NIH: Promoting research to understand vascular contributions to cognitive impairment and dementia (VCID)

Notice Number: NOT-HL-23-002

Deadline: May 8, 2025

The purpose of this Notice is to inform potential applicants about an area of special interest to NHLBI, NINDS and NIA in research to understand mechanisms of vascular contributions to cognitive impairment and dementia (VCID) and to develop new approaches for the treatment of VCID.
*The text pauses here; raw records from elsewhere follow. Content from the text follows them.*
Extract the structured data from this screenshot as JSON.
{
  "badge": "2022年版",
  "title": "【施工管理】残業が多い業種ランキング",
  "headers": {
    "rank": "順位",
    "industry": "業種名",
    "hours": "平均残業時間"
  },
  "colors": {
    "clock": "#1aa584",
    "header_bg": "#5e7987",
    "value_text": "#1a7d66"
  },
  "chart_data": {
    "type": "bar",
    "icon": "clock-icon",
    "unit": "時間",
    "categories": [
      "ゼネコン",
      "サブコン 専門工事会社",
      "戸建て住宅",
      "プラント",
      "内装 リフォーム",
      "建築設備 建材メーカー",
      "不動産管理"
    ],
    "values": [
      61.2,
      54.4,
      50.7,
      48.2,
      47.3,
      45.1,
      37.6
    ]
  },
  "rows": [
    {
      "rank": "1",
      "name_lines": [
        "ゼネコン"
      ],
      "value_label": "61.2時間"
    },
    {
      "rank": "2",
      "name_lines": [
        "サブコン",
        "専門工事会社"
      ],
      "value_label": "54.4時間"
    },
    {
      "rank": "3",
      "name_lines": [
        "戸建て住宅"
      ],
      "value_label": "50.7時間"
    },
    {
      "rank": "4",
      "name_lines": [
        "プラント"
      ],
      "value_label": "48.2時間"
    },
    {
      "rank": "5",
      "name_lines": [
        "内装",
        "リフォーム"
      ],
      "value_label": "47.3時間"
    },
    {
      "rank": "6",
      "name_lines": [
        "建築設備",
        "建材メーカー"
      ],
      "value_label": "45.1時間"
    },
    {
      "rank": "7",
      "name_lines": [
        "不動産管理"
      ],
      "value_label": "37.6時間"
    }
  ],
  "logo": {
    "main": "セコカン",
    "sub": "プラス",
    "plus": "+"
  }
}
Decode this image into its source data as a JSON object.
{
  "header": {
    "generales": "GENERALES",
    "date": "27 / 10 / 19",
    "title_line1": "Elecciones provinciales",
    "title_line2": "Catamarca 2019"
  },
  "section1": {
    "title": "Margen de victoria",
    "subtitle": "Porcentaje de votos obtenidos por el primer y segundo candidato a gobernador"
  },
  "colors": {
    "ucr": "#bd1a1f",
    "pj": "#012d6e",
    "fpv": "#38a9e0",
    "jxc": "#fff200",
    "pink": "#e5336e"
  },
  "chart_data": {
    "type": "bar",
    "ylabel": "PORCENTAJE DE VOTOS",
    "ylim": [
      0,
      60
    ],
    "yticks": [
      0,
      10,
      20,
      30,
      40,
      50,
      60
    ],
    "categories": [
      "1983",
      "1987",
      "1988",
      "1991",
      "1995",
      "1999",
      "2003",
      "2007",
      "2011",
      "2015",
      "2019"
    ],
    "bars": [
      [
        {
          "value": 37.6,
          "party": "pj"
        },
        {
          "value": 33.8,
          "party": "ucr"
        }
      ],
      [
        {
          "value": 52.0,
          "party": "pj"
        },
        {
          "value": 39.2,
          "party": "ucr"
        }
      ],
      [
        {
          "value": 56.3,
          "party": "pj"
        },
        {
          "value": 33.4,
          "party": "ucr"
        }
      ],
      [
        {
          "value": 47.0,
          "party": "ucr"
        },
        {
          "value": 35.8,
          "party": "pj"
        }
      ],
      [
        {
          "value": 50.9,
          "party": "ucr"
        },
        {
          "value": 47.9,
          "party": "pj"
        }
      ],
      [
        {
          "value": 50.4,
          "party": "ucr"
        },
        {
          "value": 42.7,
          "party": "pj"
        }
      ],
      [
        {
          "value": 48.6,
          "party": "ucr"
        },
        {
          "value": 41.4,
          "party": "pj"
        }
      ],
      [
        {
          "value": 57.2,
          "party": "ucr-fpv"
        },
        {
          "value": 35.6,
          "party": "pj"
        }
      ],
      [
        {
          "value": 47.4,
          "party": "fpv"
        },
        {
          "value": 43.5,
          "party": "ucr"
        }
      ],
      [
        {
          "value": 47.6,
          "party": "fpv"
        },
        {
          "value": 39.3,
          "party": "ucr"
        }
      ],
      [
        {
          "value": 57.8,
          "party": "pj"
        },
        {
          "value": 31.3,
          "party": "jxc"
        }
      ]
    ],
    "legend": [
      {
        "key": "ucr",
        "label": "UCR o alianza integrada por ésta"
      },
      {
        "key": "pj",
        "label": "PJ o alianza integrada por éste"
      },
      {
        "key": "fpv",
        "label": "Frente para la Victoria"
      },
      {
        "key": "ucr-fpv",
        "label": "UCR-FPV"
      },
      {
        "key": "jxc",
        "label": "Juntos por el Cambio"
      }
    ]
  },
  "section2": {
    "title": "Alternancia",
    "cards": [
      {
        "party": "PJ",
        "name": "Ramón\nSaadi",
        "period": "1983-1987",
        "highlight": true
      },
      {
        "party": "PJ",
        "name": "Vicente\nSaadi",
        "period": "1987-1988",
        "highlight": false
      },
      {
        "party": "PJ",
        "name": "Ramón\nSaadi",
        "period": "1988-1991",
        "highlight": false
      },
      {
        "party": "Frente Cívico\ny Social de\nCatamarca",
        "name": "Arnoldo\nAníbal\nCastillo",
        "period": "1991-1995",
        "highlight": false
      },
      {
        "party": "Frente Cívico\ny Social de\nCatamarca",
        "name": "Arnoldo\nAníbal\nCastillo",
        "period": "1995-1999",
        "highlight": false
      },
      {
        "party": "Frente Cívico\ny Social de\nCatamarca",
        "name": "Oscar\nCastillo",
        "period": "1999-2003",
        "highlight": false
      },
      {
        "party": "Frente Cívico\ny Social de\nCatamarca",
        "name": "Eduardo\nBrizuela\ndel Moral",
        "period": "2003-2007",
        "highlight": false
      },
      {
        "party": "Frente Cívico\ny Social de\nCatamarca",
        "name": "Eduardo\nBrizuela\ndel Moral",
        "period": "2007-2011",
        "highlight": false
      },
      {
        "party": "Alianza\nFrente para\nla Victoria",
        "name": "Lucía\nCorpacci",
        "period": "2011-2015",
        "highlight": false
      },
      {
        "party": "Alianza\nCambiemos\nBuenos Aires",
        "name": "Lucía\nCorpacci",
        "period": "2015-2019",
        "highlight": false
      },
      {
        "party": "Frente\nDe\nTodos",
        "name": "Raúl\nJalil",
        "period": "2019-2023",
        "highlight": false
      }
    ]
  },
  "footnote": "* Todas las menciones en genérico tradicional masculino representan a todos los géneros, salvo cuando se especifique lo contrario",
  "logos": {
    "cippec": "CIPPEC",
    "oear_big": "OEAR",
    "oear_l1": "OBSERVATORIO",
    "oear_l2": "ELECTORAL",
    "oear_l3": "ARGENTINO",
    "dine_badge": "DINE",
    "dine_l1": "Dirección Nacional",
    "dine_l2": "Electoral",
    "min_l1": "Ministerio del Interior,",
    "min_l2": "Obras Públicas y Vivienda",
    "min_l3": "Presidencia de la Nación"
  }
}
Background and Research Objectives

This Notice is intended to encourage collaborative and multidisciplinary research to understand VCID, which is defined as the aging neurovascular unit being confronted with and failing to cope with biological insults due to systemic and cerebral vascular disease, proteinopathy including Alzheimer’s biology, metabolic disease, and immune response, resulting in cognitive decline. VCID research overlays multiple clinical diagnoses, including cerebro- and cardio-vascular disease, stroke, AD dementia and other types of dementia, some of which involve neither AD dementia or stroke.

Dementia is a public health crisis and is an umbrella term that describes loss of cognitive function, including thinking, remembering, reasoning, as well as behavioral abilities, that is severe enough to interfere with one’s daily life. Alzheimer’s disease (AD) is the most common clinical dementia diagnosis, but it is increasingly recognized that AD as a clinical syndrome has mixed pathology and multifactorial etiology. Having biomarker evidence of AD is not equivalent of AD clinical syndrome. Individuals with AD pathology (A deposition and pathologic tau) might not develop dementia without underlying vascular dysfunctions or other co-existing conditions. Vascular pathology is frequently part of typical clinical AD. Human pathology findings suggest that over 50% of clinical AD patients have vascular injuries. Because of the mixed pathology and diverse etiology of dementia, a holistic approach with trans-disciplinary research teams would be needed to understand the diverse and overlapping pathologies leading to dementia.

Besides the effects of aging, chronic systemic comorbidities are associated with cognitive outcomes and the common dementia-associated pathologies. NINDS, NIA and NHLBI have shared interests in VCID. As the NIH lead for VCID, NINDS has broad interests in all areas of this topic. NHLBI has particular interest in VCID related to sequelae of heart, lung, blood and sleep disorders. NIA’s interests in VCID are related to Alzheimer’s disease and Alzheimer’s related dementia.